The Lost Sisters(16)

“Yes.” I gathered my robe around me and began to walk, not waiting for him to lead the way. I felt—I don’t know how I felt. I could barely describe it.

“Why did you want me to do that?” I asked finally. The woods were so quiet. And all I could think was that Locke had shown himself to me. That’s who he was, the person who engineered Edir’s pain. Friend to Cardan and Nicasia and Valerian. Peas in a pod. I had been a fool to love him.

“To show you what you would not otherwise believe,” Locke said. “Envy. Fear. Anger. Jealousy. They’re all spices.” He laughed at my expression. “What is bread without salt? Desire can grow just as plain.”

“I don’t understan—”

He put a finger against my mouth. “Not every lover can appreciate such spices. But I think you can.”

He meant it to be flattering, but I wasn’t so sure that it was. I ducked my head, twisted away from him.

He didn’t look upset. “I can show you a version of yourself, Taryn. One you’ve never imagined. It’s terrible to be a girl trapped in a story. But you can be more than that. You can be the teller. You can shape the story. You can make all of Faerie love you.”

I hated that it was so easy for Locke to guess the deepest, most shameful desire of my heart.

And before you judge me, I know you want it, too. I see how you look to Madoc for approval. I see how your gaze rests on them—the envy, the wish to be seen as special. Don’t tell me you wouldn’t do a lot to win the love of Faerie.

“What would I have to do?”

“Put aside your mortal ways and your mortal qualms.”

Despite my misgivings, when he came and kissed me, I clung to him. And when he urged me down to the forest floor, I was glad to forget everything else. I stretched out, breathing in the sweet scent of leaf mold all around us.

As I finally fell asleep in the late morning, with the sun so bright, I had to close the drapes and press my pillow over my eyes as a new story looped in my head.

Once there was a girl named Taryn and she was beloved of a boy named Locke. They were the companions of the youngest prince of Elfhame and his friends, the talented Valerian and the beautiful Nicasia of the Undersea. When they arrived at revels, courtiers turned their heads to see the magnificent cut of their gowns, to see the cunning cut of their jackets. And everyone who saw them adored them—especially Taryn, who was the best and most beloved of them all.

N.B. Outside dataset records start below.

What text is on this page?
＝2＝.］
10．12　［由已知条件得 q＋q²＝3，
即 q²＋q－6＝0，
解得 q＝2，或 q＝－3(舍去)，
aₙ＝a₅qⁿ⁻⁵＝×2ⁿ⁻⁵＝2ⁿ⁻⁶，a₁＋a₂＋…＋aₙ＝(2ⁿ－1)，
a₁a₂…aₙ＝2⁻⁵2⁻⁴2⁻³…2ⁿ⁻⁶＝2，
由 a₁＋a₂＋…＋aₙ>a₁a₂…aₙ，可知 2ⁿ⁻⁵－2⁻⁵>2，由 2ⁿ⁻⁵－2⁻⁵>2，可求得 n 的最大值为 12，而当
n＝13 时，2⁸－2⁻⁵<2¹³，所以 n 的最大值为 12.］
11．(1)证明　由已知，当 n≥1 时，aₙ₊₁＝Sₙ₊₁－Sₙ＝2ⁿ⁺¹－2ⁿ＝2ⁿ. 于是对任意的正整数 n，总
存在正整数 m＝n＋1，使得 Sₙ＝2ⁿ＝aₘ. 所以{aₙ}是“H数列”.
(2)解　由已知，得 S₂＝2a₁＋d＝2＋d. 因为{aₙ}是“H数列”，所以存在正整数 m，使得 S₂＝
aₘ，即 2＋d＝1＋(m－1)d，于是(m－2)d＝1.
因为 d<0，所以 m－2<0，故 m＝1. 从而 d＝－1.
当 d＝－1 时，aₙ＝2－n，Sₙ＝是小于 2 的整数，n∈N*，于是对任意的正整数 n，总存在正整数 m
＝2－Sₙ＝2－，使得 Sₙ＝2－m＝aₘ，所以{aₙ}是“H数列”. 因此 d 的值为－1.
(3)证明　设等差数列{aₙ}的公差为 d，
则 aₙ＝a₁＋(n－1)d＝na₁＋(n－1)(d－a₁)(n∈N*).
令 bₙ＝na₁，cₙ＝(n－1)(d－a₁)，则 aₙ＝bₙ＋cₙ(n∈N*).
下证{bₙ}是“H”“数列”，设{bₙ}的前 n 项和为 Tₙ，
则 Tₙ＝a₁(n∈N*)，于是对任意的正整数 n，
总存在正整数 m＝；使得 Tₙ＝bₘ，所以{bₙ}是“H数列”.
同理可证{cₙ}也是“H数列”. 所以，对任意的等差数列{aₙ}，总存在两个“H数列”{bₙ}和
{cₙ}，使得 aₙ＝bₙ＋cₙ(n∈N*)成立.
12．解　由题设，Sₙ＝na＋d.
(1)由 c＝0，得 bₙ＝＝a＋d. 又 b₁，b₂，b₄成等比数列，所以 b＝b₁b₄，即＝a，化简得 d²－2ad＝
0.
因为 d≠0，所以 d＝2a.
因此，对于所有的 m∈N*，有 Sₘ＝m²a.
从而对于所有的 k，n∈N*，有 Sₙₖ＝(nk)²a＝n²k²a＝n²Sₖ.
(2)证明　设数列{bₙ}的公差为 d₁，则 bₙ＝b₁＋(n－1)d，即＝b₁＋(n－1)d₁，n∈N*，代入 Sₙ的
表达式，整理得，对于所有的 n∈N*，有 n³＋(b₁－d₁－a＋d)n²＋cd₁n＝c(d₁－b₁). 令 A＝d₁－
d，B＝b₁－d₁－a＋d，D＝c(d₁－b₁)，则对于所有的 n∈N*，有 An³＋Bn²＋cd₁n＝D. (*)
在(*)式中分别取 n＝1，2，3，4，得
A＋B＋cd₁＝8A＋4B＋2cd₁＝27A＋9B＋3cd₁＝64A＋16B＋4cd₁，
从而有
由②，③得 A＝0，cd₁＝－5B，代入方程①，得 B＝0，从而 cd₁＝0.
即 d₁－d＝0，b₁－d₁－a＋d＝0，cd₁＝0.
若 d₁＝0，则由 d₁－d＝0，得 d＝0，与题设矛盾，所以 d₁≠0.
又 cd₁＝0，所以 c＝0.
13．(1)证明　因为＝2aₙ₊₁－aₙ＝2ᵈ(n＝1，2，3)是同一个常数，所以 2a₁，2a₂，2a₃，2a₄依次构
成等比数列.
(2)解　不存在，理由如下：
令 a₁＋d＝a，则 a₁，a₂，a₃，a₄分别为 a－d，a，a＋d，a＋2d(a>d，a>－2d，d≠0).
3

Your tournament was soon after.

I warned you. No good could come from defying a prince. But the thing was, you’d been indoctrinated with a stupid idea of honor from Madoc, which basically translated into an unwillingness to back down and a belief that winning was more important than surviving. And you played this game the same way.

I came late to the stands. I didn’t want to be there. Even though I’d told you that participating would bring nothing but sorrow, I had no expectation of you listening. And I hated to watch.

But Vivi was going to go, and if I didn’t, you would have taken it the wrong way. We were already arguing enough. So I sat in a gown of blue, listening to the crowd howl, seeing the cream-colored banners whip through the air. And I got ready for the spectacle.

You didn’t disappoint. You hit Cardan so hard that I thought you cracked his ribs, but it was your practice sword that broke. You knocked his friend Valerian into the dirt. It was like some madness took hold of you. I thought you were unrestrained before, but it was nothing to this.